Fatma ağlayarak başını olumlu anlamda sallarken dudaklarını bastırdı.

"Hanımım öyle bir şey yaparak sizi sırtınızdan vurmam. Öyle bir şeyi yapmaktansa ölmeyi tercih ederim. Ben ölene kadar yanınızdayım. Tabii isterseniz."

Hande'nin acı dolu ifadesinin altından minnet dolu bir bakış gelip geçti.

"Biliyorum yapmazsın. Ama benim mutlu olmam için her şeyi yaparsın."

Hande, ıslak yüzünü, elinin tersiyle silerek, saçlarını yüzünden çekip, kasılmalarına aldırmadan ayağa kalktı. Dermansız kollarıyla koltuktan tutunup oturdu.

"Artık başka bir önceliğim var. Bebeğim. Onun için ayakta duracağım. Arada sarsılsam da onun için toparlanacağım. Kerem'i unutamam, biliyorum ama yaptığını da unutamam."

Ve sessizlik. Her sözün sonu dönüp dolaşıp Kerem'e geliyordu. Bebeği olunca da... o da babasına elbet benzeyecekti. Ne yaparsa yapsın onu silip çıkaramazdı, ne hayatından, ne de kalbinden. Kalbimden seviyorum da dememişti. Ta kalbimden seviyorum demişti. Acıyan gözleri çok uzaklara dalarken mırıldanırdasına konuştu.

"Yemekte ne var?"

"Siz dün söylemiştiniz ya. Şah pilav hanımım."

Acıyan gözlerini kapattı. Eski anılar hücum ederken beynine, nefesi sıklaşmaya başladı. Ona zıt sallanan koltuğa yaslanıp ellerini göğsünde birleştirdi.

"Biraz dinleneceğim. Hazır olunca haber edersiniz."

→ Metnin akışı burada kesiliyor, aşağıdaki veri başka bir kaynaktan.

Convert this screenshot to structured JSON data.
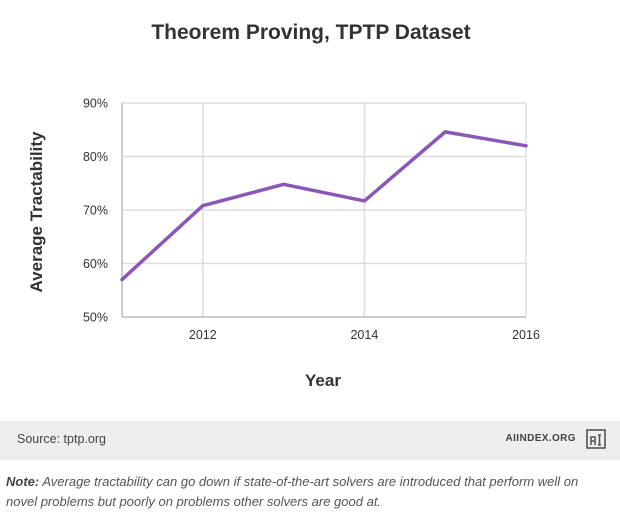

Fatma sessizce tamam deyip odadan çıktıktan sonra Hande'nin kapalı gözlerinden yaşlar süzüldü. Ne yaparsa yapsın olmuyordu. Elbet buna da alışacaktı. Gözlerini açmadan tahta sandalyenin üzerindeki minderin altına elini daldırdı. Aldığı şeyi göğsüne bastırıp bir süre durdu. Gözyaşları artarken, acıyan gözlerini yavaşça açıp elindekine baktı. Evlenme teklifi aldığı ânı görünce etrafı kararmaya başladı. İkisi de gülüyordu. Çünkü çok mutlulardı. Her şey o zamanda kalmıştı. Tüm güzellikler, kötülükler. Hepsi... Resme dikkatle baktı, baktı ve titreyen elleriyle tutup yırttı. Katladı bir daha yırttı. Sonra bir daha katladı, yırttı. Madem çekip gitmişti; aciz kadınlar gibi arkasından yas tutmayacaktı! Yeterince taviz vermişti ve artık bu sondu!

Avucundaki küçücük parçalara baktı, donuk gözlerle. Akan yaşlarla birlikte kalbinin acıdığını hissetti. Acısı yükseldi, yükseldi, yükseldi... o nasıl gitmişti artık dönüşü yoktu, o zaman bunun da dönüşü yoktu. Yoktu da neden içi acıyordu? Resimleri yan yana koyarken sesi de yükselmeye başladı. Bu acizlik değildi... sevince ama gerçekten sevince kalp hiçbir şeyi kabul etmiyordu. Kalp değil miydi seven, ta derinlerden... sesi boğuk bir hâl alırken hıçkırmaya başladı.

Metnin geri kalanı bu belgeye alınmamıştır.